Hamburg/Kirchentellinsfurt, den 18.02.2016

Die Tübinger Kanzlei TILP Rechtsanwaltsgesellschaft mbH („TILP“) wurde vom Hanseatischen Oberlandesgericht Hamburg („OLG Hamburg“) mit nunmehr erfolgter Veröffentlichung im Bundesanzeiger als alleiniger Vertreter des Musterklägers in Sachen HCI Hanseatische Capitalberatungs GmbH bekannt gemacht (Az. 13 Kap 2/15). Die Kanzlei vertritt in den zugrundeliegenden Rechtsauseinandersetzungen der Schiffsfondsanleger über 70 Mandanten und hatte 25 Klagen beim LG Hamburg mit einem Gesamtstreitwert von rund 605.000,00 € eingereicht. Streitgegenständlich sind u.a. von TILP behauptete Fehler im Verkaufsprospekt „HCI Hellespont Providence“ über eine Beteiligung an der „MT Providence GmbH & Co. KG“ sowie Aufklärungspflichtverletzungen. Vorliegendes Musterverfahren ist von besonderer Brisanz, da geschlossene Schiffsbeteiligungen über Jahre hinweg als sichere Investition in Substanzwerte beworben wurden. Die Vielzahl der Schiffsinsolvenzen der letzten Zeit zeigt jedoch, dass solche Anlagen häufig mit einem Totalverlust für die Anleger enden. Resultat dieser Entwicklung ist, dass insbesondere geschlossene Schiffsbeteiligungen vermehrt Gegenstand gerichtlicher Auseinandersetzungen sind.

Erstmalig steht die Frage einer Aufklärungspflicht über Loan-to-value-Klauseln zur gerichtlichen Überprüfung in einem Musterverfahren nach KapMuG

Wesentlicher Gegenstand des jetzigen Mustererfahrens ist die Frage zur Aufklärungspflicht über sogenannte Loan-to-value-Klauseln (LTV-Klauseln) und damit zur Frage der Werthaltigkeit des Investitionsobjekts für den Anleger. Die LTV-Klausel gibt das Verhältnis zwischen maximaler Beleihung bzw. Höhe des Kredits und dem ermittelten Wert des finanzierten Objekts an.
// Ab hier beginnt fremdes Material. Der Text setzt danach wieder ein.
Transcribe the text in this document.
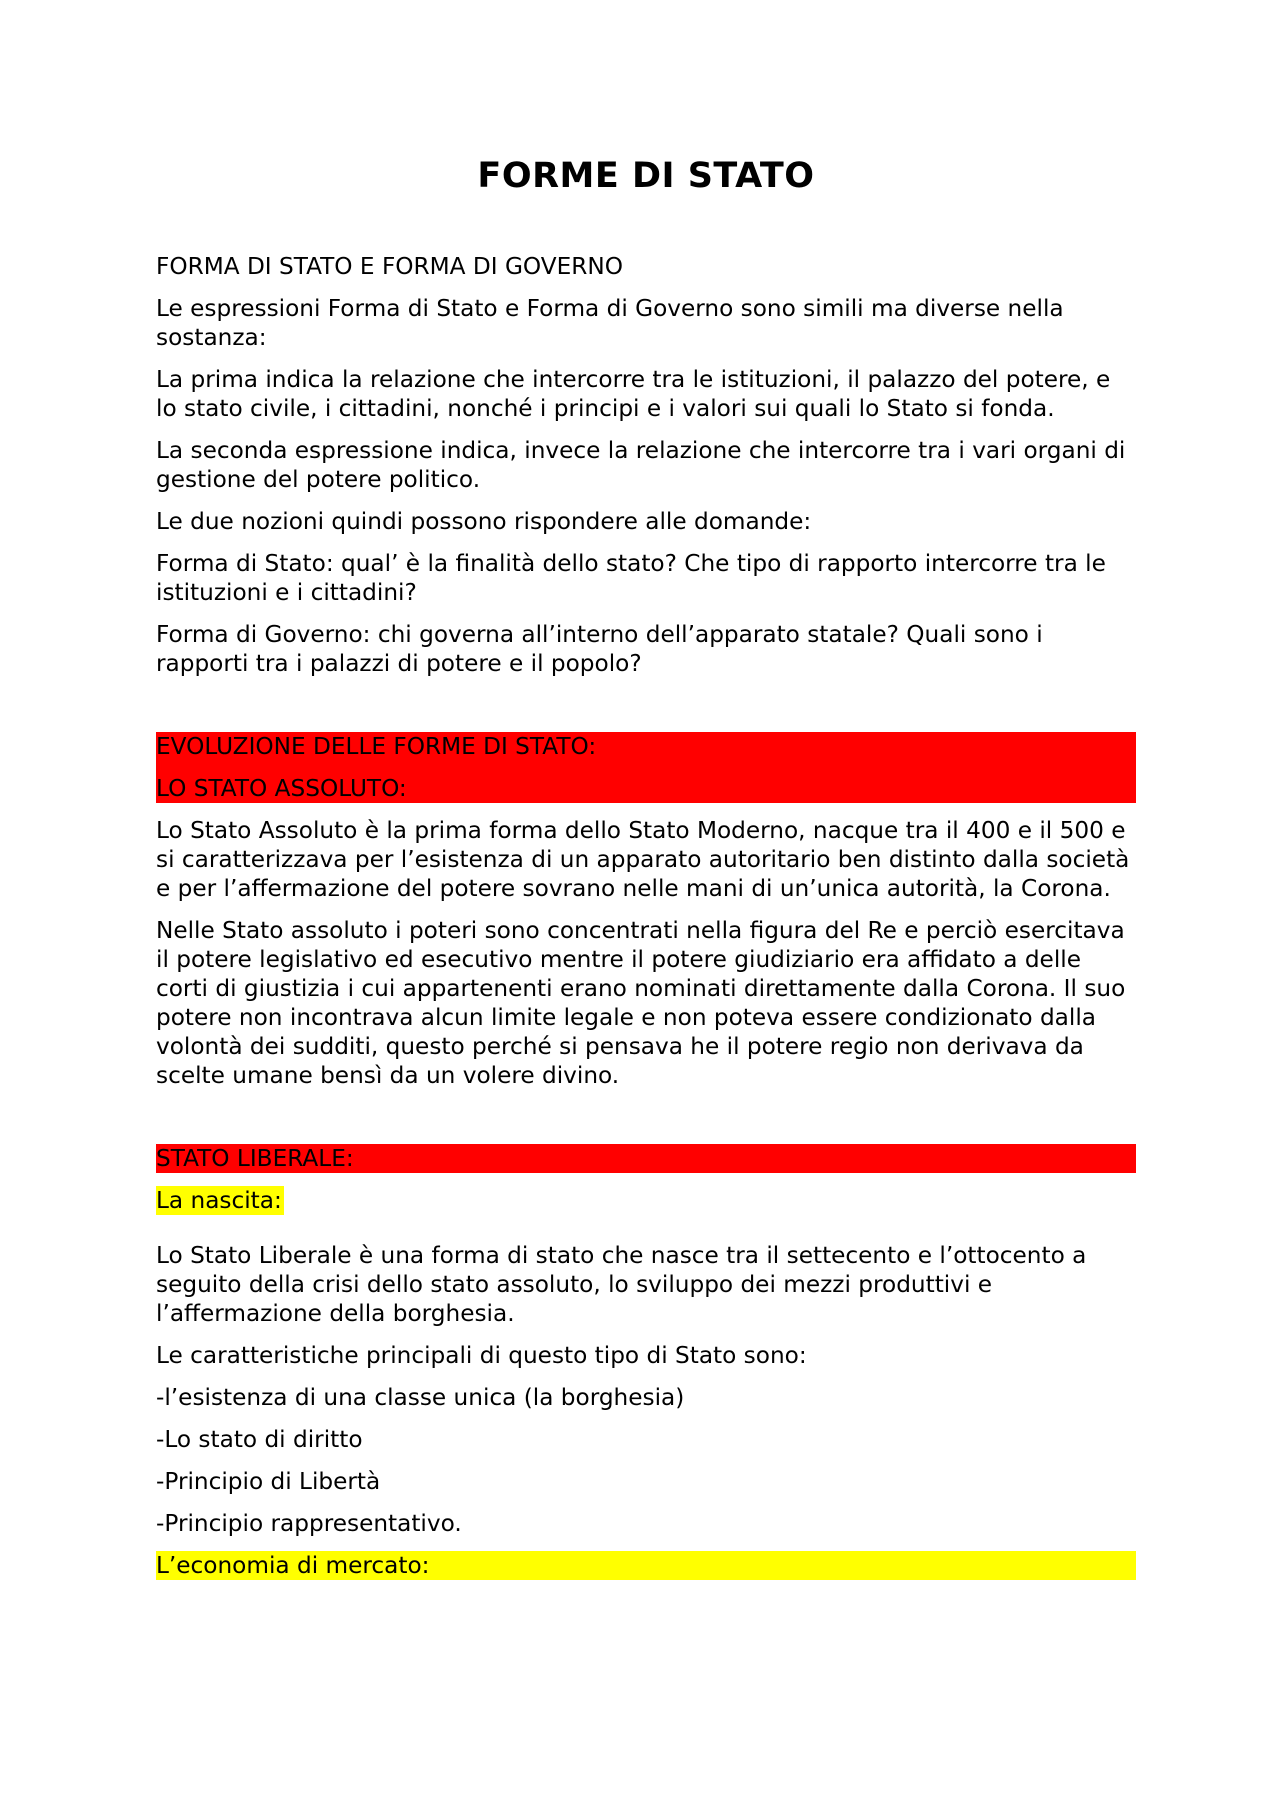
FORME DI STATO

FORMA DI STATO E FORMA DI GOVERNO

Le espressioni Forma di Stato e Forma di Governo sono simili ma diverse nella sostanza:

La prima indica la relazione che intercorre tra le istituzioni, il palazzo del potere, e lo stato civile, i cittadini, nonché i principi e i valori sui quali lo Stato si fonda.

La seconda espressione indica, invece la relazione che intercorre tra i vari organi di gestione del potere politico.

Le due nozioni quindi possono rispondere alle domande:

Forma di Stato: qual’ è la finalità dello stato? Che tipo di rapporto intercorre tra le istituzioni e i cittadini?

Forma di Governo: chi governa all’interno dell’apparato statale? Quali sono i rapporti tra i palazzi di potere e il popolo?

EVOLUZIONE DELLE FORME DI STATO:

LO STATO ASSOLUTO:

Lo Stato Assoluto è la prima forma dello Stato Moderno, nacque tra il 400 e il 500 e si caratterizzava per l’esistenza di un apparato autoritario ben distinto dalla società e per l’affermazione del potere sovrano nelle mani di un’unica autorità, la Corona.

Nelle Stato assoluto i poteri sono concentrati nella figura del Re e perciò esercitava il potere legislativo ed esecutivo mentre il potere giudiziario era affidato a delle corti di giustizia i cui appartenenti erano nominati direttamente dalla Corona. Il suo potere non incontrava alcun limite legale e non poteva essere condizionato dalla volontà dei sudditi, questo perché si pensava he il potere regio non derivava da scelte umane bensì da un volere divino.

STATO LIBERALE:

La nascita:

Lo Stato Liberale è una forma di stato che nasce tra il settecento e l’ottocento a seguito della crisi dello stato assoluto, lo sviluppo dei mezzi produttivi e l’affermazione della borghesia.

Le caratteristiche principali di questo tipo di Stato sono:

-l’esistenza di una classe unica (la borghesia)

-Lo stato di diritto

-Principio di Libertà

-Principio rappresentativo.

L’economia di mercato:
Im Fall der MT Providence wurde vereinbart, dass die Darlehenshöhe, u.a. in japanischen Yen gerechnet, 125% des Wertes des finanzierten Schiffes nicht übersteigen darf. In den Darlehensverträgen sichert die LTV-Klausel zugunsten der Bank, dass deren Darlehen durch den Wert der Fondsobjekte stets ausreichend besichert ist. Hierbei handelt es sich nach der Rechtsauffassung von TILP um ein wesentliches aufklärungspflichtiges spezielles Risiko für den Anleger.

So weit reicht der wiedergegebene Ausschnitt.